France's national financial prosecutor's office opened a preliminary investigation on Tuesday after TMC television reported on Monday night that Mr Le Roux employed his daughters as parliamentary assistants for a total salary amount of 55,000 euro (£47,600).

The office said the preliminary investigation into the allegations disclosed in the TV programme is being led by the French police agency charged with fighting corruption and financial and tax wrongdoing.

While it is legal in France for politicians to hire family members, the TMC report suggests that Mr Le Roux's daughters did not perform all of the work.

Mr Le Roux's daughters, now 23 and 20, allegedly started working as parliamentary aides for their father over short holiday contracts when they were 15 and 16 and Mr Le Roux was a politician in the French National Assembly.

"These temporary and official contracts, in accordance with the legal rules of the National Assembly, all corresponded, of course, to works actually carried out," Mr Le Roux insisted as he announced his resignation from Bobigny, a suburb outside Paris.
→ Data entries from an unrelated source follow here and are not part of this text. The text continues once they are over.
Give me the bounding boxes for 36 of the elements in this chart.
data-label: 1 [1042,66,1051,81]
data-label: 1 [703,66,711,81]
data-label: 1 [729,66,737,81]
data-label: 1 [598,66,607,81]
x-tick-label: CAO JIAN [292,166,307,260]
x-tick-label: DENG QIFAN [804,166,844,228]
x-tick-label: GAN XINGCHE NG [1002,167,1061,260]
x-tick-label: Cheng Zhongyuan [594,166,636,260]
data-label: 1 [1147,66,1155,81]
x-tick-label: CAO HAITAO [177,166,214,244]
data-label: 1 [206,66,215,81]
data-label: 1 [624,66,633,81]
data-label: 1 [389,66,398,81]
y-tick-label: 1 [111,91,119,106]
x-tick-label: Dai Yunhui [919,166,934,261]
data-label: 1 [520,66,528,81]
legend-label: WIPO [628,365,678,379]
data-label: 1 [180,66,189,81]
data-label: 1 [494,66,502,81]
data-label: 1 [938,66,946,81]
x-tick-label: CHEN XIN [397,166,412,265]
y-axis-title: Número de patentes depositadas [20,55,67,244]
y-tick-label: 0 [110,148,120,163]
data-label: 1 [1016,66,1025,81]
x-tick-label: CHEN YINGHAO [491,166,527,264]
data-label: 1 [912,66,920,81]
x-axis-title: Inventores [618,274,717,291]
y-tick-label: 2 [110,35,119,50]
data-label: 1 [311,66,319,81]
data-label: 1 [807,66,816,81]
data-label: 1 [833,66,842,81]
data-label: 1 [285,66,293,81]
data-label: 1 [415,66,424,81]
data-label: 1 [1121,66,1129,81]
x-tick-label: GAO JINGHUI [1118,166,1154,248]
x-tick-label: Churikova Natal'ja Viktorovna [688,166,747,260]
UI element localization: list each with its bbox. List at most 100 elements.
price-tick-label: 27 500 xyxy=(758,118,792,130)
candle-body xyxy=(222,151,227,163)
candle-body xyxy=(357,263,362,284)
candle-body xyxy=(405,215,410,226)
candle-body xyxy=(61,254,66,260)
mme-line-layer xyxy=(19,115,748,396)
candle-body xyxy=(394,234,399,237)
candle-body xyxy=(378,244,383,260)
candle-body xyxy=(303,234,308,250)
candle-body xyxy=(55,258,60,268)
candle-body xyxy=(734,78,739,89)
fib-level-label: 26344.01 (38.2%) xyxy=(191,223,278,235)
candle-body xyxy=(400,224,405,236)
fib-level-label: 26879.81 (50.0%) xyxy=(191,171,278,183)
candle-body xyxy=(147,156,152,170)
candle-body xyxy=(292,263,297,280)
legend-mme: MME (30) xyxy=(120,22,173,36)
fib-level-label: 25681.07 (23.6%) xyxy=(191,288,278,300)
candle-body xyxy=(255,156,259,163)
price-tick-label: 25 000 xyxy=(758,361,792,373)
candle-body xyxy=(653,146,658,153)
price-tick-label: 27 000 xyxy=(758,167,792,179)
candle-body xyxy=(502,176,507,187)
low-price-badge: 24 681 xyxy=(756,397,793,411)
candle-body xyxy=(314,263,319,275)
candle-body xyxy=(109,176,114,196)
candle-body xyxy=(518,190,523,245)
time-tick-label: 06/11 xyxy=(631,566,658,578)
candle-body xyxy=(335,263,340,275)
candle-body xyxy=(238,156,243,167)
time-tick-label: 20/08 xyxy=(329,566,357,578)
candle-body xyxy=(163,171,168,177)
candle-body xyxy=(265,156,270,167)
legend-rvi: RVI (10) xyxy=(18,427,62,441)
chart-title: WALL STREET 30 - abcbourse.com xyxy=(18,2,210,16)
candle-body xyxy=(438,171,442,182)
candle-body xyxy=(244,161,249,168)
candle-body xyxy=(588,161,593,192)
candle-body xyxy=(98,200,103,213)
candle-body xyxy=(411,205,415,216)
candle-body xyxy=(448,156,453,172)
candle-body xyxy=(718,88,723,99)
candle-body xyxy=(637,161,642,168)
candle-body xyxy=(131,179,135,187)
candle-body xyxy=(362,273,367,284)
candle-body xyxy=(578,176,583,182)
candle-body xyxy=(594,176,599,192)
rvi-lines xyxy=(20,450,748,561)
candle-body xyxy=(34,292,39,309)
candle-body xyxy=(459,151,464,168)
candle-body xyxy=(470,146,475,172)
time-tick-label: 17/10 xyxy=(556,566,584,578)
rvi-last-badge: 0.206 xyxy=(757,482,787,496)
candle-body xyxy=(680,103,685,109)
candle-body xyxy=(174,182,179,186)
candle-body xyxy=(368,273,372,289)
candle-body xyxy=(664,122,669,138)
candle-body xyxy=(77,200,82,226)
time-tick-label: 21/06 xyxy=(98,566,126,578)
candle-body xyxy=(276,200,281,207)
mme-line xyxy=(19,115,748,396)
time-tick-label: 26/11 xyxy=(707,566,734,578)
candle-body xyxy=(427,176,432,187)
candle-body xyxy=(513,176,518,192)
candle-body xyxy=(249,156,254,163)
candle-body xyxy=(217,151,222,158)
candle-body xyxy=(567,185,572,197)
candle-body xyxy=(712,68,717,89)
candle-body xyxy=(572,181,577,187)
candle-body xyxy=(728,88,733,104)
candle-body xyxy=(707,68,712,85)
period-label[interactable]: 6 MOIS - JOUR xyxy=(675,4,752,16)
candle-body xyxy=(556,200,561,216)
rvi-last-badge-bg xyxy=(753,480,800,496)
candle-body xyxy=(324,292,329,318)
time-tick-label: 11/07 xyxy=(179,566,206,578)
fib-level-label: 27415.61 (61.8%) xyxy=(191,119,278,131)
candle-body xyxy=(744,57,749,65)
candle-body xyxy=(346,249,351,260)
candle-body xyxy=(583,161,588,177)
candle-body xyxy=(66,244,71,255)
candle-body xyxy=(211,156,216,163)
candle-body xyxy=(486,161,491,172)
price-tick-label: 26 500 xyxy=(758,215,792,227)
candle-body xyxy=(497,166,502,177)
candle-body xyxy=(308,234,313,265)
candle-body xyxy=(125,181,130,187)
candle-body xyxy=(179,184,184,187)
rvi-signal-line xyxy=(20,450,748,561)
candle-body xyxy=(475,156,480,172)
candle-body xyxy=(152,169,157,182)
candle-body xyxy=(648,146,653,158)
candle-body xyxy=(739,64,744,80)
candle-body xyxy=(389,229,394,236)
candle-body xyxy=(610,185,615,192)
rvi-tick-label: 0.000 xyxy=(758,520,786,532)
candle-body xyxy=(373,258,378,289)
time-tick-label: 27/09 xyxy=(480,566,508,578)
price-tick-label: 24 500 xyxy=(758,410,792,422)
Mr Le Roux, a member of the Socialist Party, was quoted by TMC as saying his daughters worked for him during school holidays to gain experience.

A similar scandal around employing family members has deeply damaged conservative Francois Fillon's presidential bid.

Mr Fillon was handed preliminary charges last week for allegedly using taxpayers' money to pay family members - his British wife and two children - for jobs that may not have existed.

The TMC channel said Mr Le Roux's staff at the interior ministry confirmed the dates of the 24 holiday jobs that his daughters landed between 2009 and 2016.

Mr Le Roux himself has told the TMC programme his daughters never got permanent jobs and has suggested their jobs were not fake - in contrast to what investigators suspect in Mr Fillon's case.

"They did work," Mr Le Roux insisted in an earlier interview with the TMC journalist.

"Of course, my daughters worked with me during summer times, especially or during school holiday periods, but never permanently," he said earlier in March.

Jean-Christophe Picard, president of the anti-corruption association Anticor, said that Mr Le Roux had to resign to avoid any conflict of interest since he was the top boss of the police officers investigating his case.

The swift judicial reaction to the report on Mr Le Roux's daughters reflects a marked shift in French attitudes towards corruption in politics, notably since the new position of a national financial prosecutor was created three years ago.

Some of France's most prominent politicians - including former presidents Nicolas Sarkozy and Jacques Chirac - have been embroiled in corruption scandals involving accusations from shady campaign financing to nepotism.

But the French public is growing frustrated with a political establishment it sees as enriching itself while average workers suffer, and there is growing public pressure for transparency.